Don't forget to follow the rest of the blog tour. Dates are below.


About the Author

A typical example of the late 20th century midlist author, Christopher Fowler was born in the less attractive part of Greenwich in 1953, the son of a scientist and a legal secretary. He went to a London Guild school, Colfe's, where, avoiding rugby by hiding in the school library, he was able to begin plagiarising in earnest. He published his first novel, Roofworld, described as 'unclassifiable', while working as an advertising copywriter. He left to form The Creative Partnership, a company that changed the face of film marketing, and spent many years working in film, creating movie posters, tag lines, trailers and documentaries, using his friendship with Jude Law to get into nightclubs.

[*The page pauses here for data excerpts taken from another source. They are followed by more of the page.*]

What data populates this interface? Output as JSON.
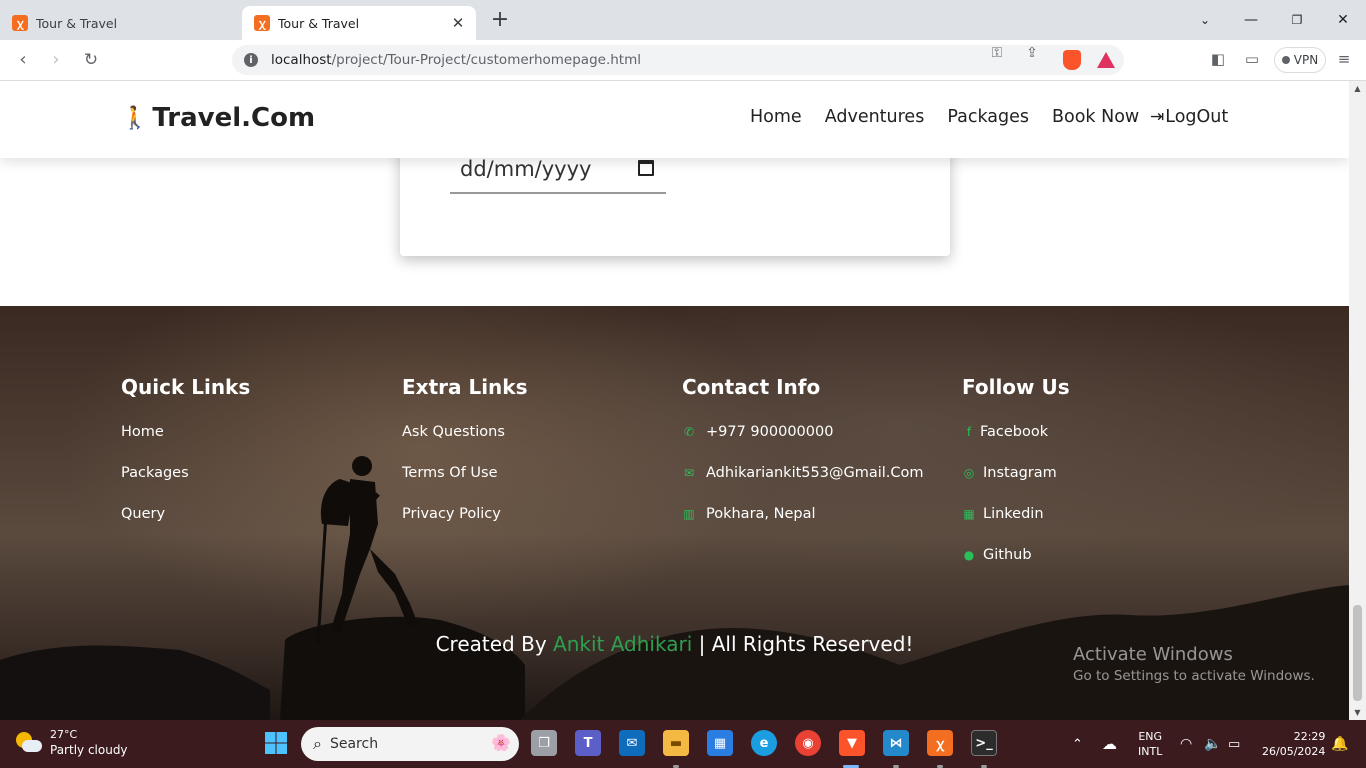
{
  "browser": {
    "tabs": [
      {
        "title": "Tour & Travel",
        "active": false
      },
      {
        "title": "Tour & Travel",
        "active": true
      }
    ],
    "url_host": "localhost",
    "url_path": "/project/Tour-Project/customerhomepage.html",
    "vpn_label": "VPN"
  },
  "site": {
    "brand": "Travel.Com",
    "nav": [
      "Home",
      "Adventures",
      "Packages",
      "Book Now"
    ],
    "logout": "LogOut",
    "date_placeholder": "dd/mm/yyyy"
  },
  "footer": {
    "quick_links": {
      "title": "Quick Links",
      "items": [
        "Home",
        "Packages",
        "Query"
      ]
    },
    "extra_links": {
      "title": "Extra Links",
      "items": [
        "Ask Questions",
        "Terms Of Use",
        "Privacy Policy"
      ]
    },
    "contact": {
      "title": "Contact Info",
      "items": [
        {
          "icon": "phone-icon",
          "text": "+977 900000000"
        },
        {
          "icon": "envelope-icon",
          "text": "Adhikariankit553@Gmail.Com"
        },
        {
          "icon": "map-icon",
          "text": "Pokhara, Nepal"
        }
      ]
    },
    "follow": {
      "title": "Follow Us",
      "items": [
        {
          "icon": "facebook-icon",
          "text": "Facebook"
        },
        {
          "icon": "instagram-icon",
          "text": "Instagram"
        },
        {
          "icon": "linkedin-icon",
          "text": "Linkedin"
        },
        {
          "icon": "github-icon",
          "text": "Github"
        }
      ]
    },
    "credit_prefix": "Created By",
    "credit_name": "Ankit Adhikari",
    "credit_suffix": "| All Rights Reserved!",
    "accent": "#2f9e4f"
  },
  "watermark": {
    "line1": "Activate Windows",
    "line2": "Go to Settings to activate Windows."
  },
  "taskbar": {
    "weather_temp": "27°C",
    "weather_desc": "Partly cloudy",
    "search_placeholder": "Search",
    "lang1": "ENG",
    "lang2": "INTL",
    "time": "22:29",
    "date": "26/05/2024"
  }
}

 During this time Fowler achieved several pathetic schoolboy fantasies, releasing an appalling Christmas pop single, becoming a male model, posing as the villain in a Batman comic, creating a stage show, writing rubbish in Hollywood, running a night club, appearing in the Pan Books of Horror and standing in for James Bond.
 Now the author of over forty novels and short story collections, including his award-winning memoir Paperboy and its sequel Film Freak, he writes the Bryant & May mystery novels, recording the adventures of two Golden Age detectives in modern-day London.
In 2015 he won the CWA Dagger In The Library award for his detective series, once described by his former publisher as 'unsaleable'.
 Fowler is still alive and one day plans to realise his ambition to become a Forgotten Author himself.